The optimizer's role is to alter the model in a way that improves its performance. It does this alteration by inspecting the model outputs and cost and suggesting new parameters for the model.

For example, in our farming scenario, our linear model has two parameters: the line's intercept and the line's slope. If the line's intercept is wrong, the model underestimates or overestimates temperatures on average. If the slope is set wrong, the model won't do a good job of demonstrating how temperatures have changed since the 1950s. The optimizer changes these two parameters so that they do an optimal job of modeling temperatures over time.

Diagram that shows the optimizer part of the machine-learning lifecycle.

Gradient descent

The most common optimization algorithm today is gradient descent. Several variants of this algorithm exist, but they all use the same core concepts.

Gradient descent uses calculus to estimate how changing each parameter changes the cost. For example, increasing a parameter might be predicted to reduce the cost.

Gradient descent is named as such because it calculates the gradient (slope) of the relationship between each model parameter and the cost. The parameters are then altered to move down this slope.

This algorithm is simple and powerful, yet it isn't guaranteed to find the optimal model parameters that minimize the cost. The two main sources of error are local minima and instability.

Local minima

Our previous example looked to do a good job, assuming that cost would have kept increasing when the parameter was smaller than 0 or greater than 10:

Plot of cost versus model parameter, with a minima for cost when the model parameter is five.

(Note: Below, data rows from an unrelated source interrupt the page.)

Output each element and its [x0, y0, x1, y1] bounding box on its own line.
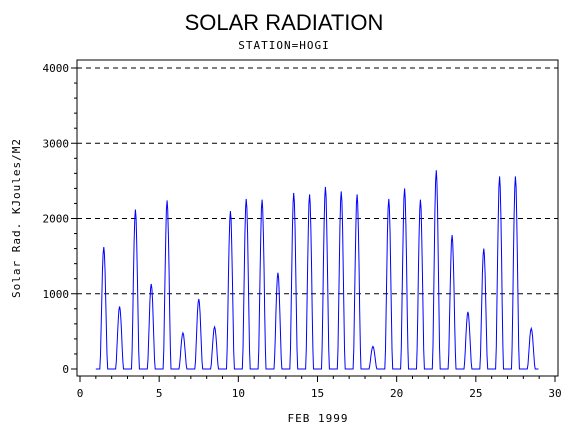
x-tick-label: 10: [232, 387, 245, 400]
x-tick-label: 20: [390, 387, 403, 400]
y-axis: 0 1000 2000 3000 4000: [43, 62, 77, 376]
series-line-solar-radiation: [95, 170, 539, 370]
x-tick-label: 15: [311, 387, 324, 400]
grid-lines: [77, 67, 558, 295]
y-tick-label: 3000: [43, 137, 70, 150]
x-tick-label: 5: [156, 387, 163, 400]
y-tick-label: 2000: [43, 213, 70, 226]
x-tick-label: 0: [77, 387, 84, 400]
x-tick-label: 30: [548, 387, 561, 400]
x-axis-label: FEB 1999: [288, 412, 349, 425]
x-axis: 0 5 10 15 20 25 30: [77, 376, 562, 400]
y-tick-label: 1000: [43, 288, 70, 301]
x-tick-label: 25: [469, 387, 482, 400]
series-layer: [95, 170, 539, 370]
y-axis-label: Solar Rad. KJoules/M2: [10, 138, 23, 298]
y-tick-label: 0: [62, 363, 69, 376]
chart-title: SOLAR RADIATION: [185, 10, 384, 35]
chart-subtitle: STATION=HOGI: [238, 39, 329, 52]
y-tick-label: 4000: [43, 62, 70, 75]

This job wouldn't have been so great if parameters smaller than zero or larger than 10 would have resulted in lower costs, like in this image:

Plot of cost versus model parameter, with a local minima for cost when the model parameter is five but a lower cost when the model parameter is at negative six.

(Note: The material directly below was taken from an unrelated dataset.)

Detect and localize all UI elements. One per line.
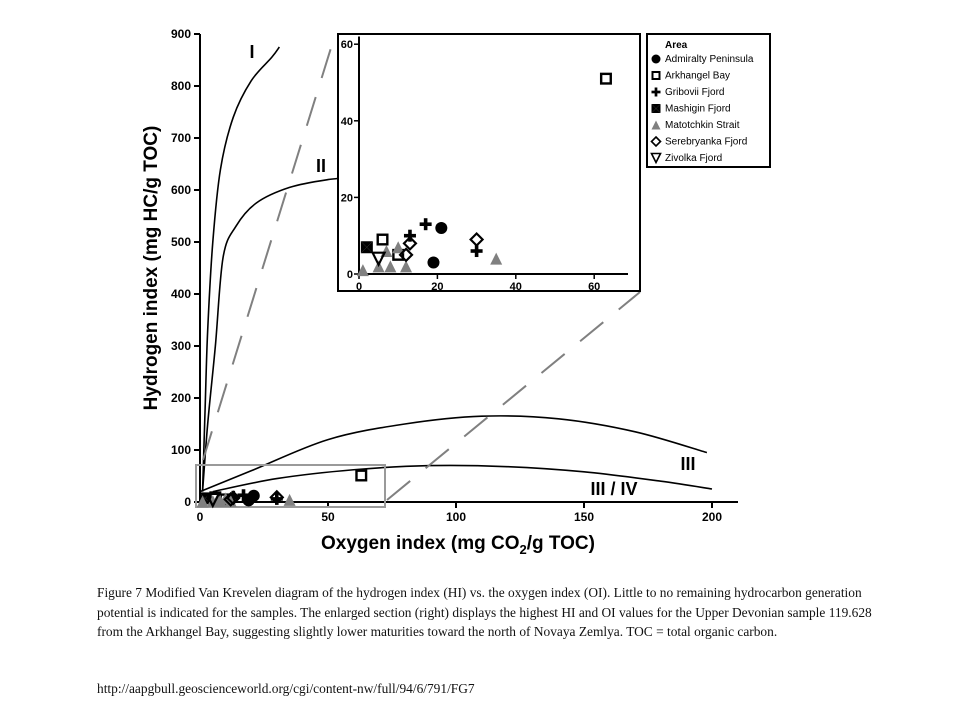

In the preceding graph, a parameter value of negative seven would have been a better solution than five, because it has a lower cost. Gradient descent doesn't know the full relationship between each parameter and the cost—which is represented by the dotted line—in advance. Therefore, it's prone to finding local minima: parameter estimates that aren't the best solution, but the gradient is zero.

Instability

A related issue is that gradient descent sometimes shows instability. This instability usually occurs when the step size or learning rate—the amount that each parameter is adjusted by each iteration—is too large. The parameters are then adjusted too far on each step, and the model actually gets worse with each iteration:

Plot of cost versus model parameter, which shows cost moving in large steps with minimal decrease in cost.

Having a slower learning rate can solve this problem, but might also introduce issues. First, slower learning rates can mean training takes a long time, because more steps are required. Second, taking smaller steps makes it more likely that training settles on a local minima:

Plot of cost versus model parameter, showing small movements in cost.

By contrast, a faster learning rate can make it easier to avoid hitting local minima, because larger steps can skip over local maxima:

Plot of cost versus model parameter, with regular movements in cost until a minima is reached.

As we'll see in the next exercise, there's an optimal step size for each problem. Finding this optimum is something that often requires experimentation.